Prosegue il viaggio nei paesaggi rurali storici piemontesi: oggi andiamo a Trino, dove il paesaggio rurale è il risultato di un intreccio indissolubile tra biodiversità e storia locale

  • Enrico Rivella
  • Maggio 2021
  • Mercoledì, 23 Giugno 2021
Campo di frumento, risaie e sullo sfondo il Bosco della Partecipanza - Foto Bdi Regione Pemonte Campo di frumento, risaie e sullo sfondo il Bosco della Partecipanza - Foto Bdi Regione Pemonte

Proseguiamo il viaggio virtuale nei paesaggi rurali storici piemontesi mappati da Rete Rurale Nazionale ed ISMEA in Google My Maps.

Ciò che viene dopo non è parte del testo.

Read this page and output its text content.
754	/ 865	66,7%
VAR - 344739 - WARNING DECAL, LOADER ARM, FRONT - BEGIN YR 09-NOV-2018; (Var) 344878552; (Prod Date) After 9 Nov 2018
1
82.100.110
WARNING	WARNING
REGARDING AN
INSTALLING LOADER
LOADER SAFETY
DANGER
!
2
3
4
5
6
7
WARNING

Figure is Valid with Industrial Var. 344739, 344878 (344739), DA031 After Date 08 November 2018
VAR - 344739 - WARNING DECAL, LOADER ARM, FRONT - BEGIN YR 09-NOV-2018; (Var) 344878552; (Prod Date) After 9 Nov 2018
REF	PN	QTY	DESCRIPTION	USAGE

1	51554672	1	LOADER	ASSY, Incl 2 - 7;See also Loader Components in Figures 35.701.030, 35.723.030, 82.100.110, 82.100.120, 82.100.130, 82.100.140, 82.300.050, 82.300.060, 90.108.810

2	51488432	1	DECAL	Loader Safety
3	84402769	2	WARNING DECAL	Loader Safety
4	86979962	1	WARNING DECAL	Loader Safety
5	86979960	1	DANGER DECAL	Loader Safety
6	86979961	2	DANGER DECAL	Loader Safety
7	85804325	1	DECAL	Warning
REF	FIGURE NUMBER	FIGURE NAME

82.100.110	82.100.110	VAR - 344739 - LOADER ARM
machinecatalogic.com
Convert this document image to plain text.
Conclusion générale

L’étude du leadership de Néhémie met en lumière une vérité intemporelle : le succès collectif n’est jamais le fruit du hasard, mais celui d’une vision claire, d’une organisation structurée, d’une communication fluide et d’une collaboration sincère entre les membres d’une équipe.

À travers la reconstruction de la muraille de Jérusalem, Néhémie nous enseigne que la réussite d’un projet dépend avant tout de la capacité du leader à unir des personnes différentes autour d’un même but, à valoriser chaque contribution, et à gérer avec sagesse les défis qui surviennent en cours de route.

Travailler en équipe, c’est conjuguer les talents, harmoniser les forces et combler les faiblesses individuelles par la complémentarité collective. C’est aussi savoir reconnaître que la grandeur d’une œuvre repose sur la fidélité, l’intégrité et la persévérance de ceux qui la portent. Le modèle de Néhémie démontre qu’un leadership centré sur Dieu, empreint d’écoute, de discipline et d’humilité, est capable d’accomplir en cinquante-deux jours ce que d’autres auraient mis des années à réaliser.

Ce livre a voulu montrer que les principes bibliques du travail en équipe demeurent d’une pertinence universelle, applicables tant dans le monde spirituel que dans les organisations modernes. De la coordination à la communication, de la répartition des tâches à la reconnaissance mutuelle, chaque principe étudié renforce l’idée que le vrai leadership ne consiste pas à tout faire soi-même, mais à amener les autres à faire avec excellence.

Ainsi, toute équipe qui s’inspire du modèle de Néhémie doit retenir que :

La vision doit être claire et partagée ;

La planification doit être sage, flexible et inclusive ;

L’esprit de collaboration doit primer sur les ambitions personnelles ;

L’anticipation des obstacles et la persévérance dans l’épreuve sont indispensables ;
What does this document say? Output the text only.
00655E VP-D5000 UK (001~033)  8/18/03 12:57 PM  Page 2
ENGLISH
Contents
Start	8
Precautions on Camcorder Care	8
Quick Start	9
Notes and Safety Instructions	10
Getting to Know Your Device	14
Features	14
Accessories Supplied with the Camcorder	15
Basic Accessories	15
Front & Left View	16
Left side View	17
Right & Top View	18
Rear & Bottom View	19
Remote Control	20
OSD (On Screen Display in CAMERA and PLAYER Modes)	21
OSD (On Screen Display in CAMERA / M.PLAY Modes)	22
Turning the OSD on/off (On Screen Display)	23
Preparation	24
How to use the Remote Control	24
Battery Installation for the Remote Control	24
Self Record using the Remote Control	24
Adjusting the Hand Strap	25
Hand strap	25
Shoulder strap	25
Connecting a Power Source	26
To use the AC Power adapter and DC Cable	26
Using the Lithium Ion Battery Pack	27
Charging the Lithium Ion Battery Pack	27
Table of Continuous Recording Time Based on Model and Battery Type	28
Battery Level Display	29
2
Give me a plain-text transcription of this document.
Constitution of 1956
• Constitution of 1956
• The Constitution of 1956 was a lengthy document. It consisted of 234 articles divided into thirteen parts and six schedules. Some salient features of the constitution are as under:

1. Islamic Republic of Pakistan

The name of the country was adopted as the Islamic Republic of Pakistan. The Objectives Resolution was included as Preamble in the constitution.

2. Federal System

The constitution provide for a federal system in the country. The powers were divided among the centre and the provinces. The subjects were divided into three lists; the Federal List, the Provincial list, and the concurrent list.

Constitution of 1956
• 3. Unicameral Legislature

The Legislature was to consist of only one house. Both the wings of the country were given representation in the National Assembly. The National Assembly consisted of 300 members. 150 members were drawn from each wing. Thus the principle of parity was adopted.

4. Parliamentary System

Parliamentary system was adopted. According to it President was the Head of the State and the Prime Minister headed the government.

Questa volta ci spostiamo a Trino dove il paesaggio rurale è fortemente impresso da aspetti connessi alla biodiversità ed alla storia. Quanto alla prima, pochi territori in Italia possono vantare quattro aree di importanza comunitaria della Rete Natura 2000: le Paludi di San Genuario e la Zona Umida di Fontana Gigante, la Zona Specifica di Protezione dell'Avifauna "Risaie vercellesi" e il Bosco delle Sorti della Partecipanza, eccezionale residuo della foresta planiziale padano-veneta giunto fino a noi grazie alle rigide regole di gestione dei tagli rispettate sin dal 1275, quando l'area venne assegnata dal Marchese del Monferrato in comune proprietà (la "partecipanza", appunto) ai cittadini di Trino. A questa incredibile storia di comunanza di interessi che ha consentito di mantenere il bosco come risorsa fondamentale di tutta la collettività, oggi si aggiunge il riconoscimento ad area protetta regionale che, in accordo con i soci-partecipanti, ha come obiettivo selvicolturale quello di riportare a lungo termine il bosco delle Sorti a ritrovare la sua identità di querco-carpineto planiziale e nuovi servizi legati alla fruizione turistico-educativa del patrimonio arboreo.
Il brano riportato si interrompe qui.